To me, these were elders, and they were not in a mental institution. So I wrote on my piece of paper: “They are being treated like children”, folded it up and gave it to the prof. She never read mine to the class. She was a silver-haired elderly professor, one of the best I ever had. I only remember she called me to her office later and offered me a scholarship, which I didn’t qualify for on account of non-citizens not eligible.
See I was used to grandmothers and grandfathers being consulted over serious matters, being placed at the front of gatherings so that words they spoke were passed on like oracle, and when they interacted with kids, they told them wise things. They were the community’s library, archives and ad hoc commissions. I did my college literature research through the elders in my village.
Then I come to the US and I see a group of elders being talked to like a classroom of kindergarteners. I was in the Upside-Down. I put that in my culture-shock pipe and smoked it slowly. Many years later, I’m used to it now. They even do it in ads for assisted living homes so often I never question any more why they don’t show the elderly doing more intelligent activity.

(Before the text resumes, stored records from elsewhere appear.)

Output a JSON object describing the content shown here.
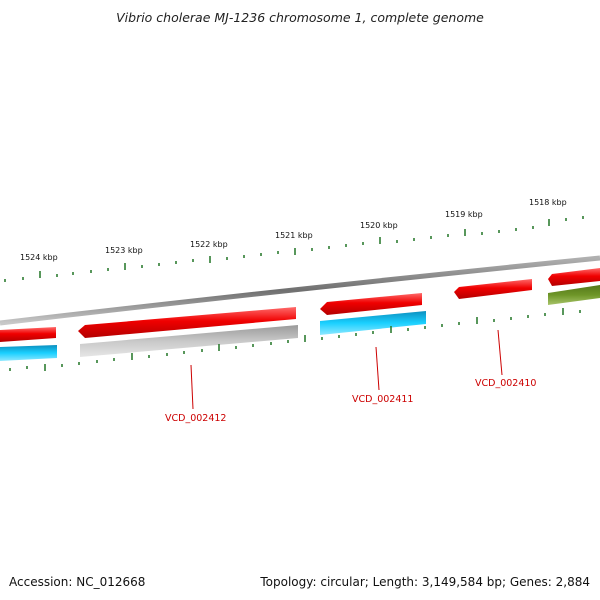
{
  "title": "Vibrio cholerae MJ-1236 chromosome 1, complete genome",
  "footer": {
    "accession": "Accession: NC_012668",
    "topology": "Topology: circular; Length: 3,149,584 bp; Genes: 2,884"
  },
  "scale": {
    "unit": "kbp",
    "labels": [
      "1524 kbp",
      "1523 kbp",
      "1522 kbp",
      "1521 kbp",
      "1520 kbp",
      "1519 kbp",
      "1518 kbp"
    ]
  },
  "genes": [
    {
      "name": "VCD_002412",
      "color": "#ff1a1a"
    },
    {
      "name": "VCD_002411",
      "color": "#00b3e6"
    },
    {
      "name": "VCD_002410",
      "color": "#ff3333"
    }
  ],
  "colors": {
    "backbone": "#808080",
    "forward_gene": "#e60000",
    "reverse_gene_cyan": "#1ac6f0",
    "reverse_gene_gray": "#c0c0c0",
    "reverse_gene_olive": "#6b8e23",
    "ticks": "#2e7d32",
    "label": "#cc0000"
  }
}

Don’t get me wrong. Games are very important, as is physical exercise, arts, craftwork… But I’m about to go into one of those homes myself in a couple of decades or less, and I want a fun program that will allow me to share some secrets about human beings and a dollop of wisdom with younger people. Western culture, and that includes the Swiss, tends to see aging as a return to nursery school.
So you see where the Swiss newspaper is coming from with this notion that being a grandmother heading a powerful international body is some kind of insult to society’s intelligence. As if Dr. Ngozi Okonjo-Iweala, the gray-haired matriarch, can only be seen through the lens of a Eurocentric assisted living facility.
Imagine a headline about Christina Lagarde- “This grandmother is the boss of the IMF”. It should be applause-worthy, but in western culture, it’s an insult. The apology to Dr. Ngozi should be because the Swiss journalists realize that being called grandmother is not the insult they thought it was in the first place.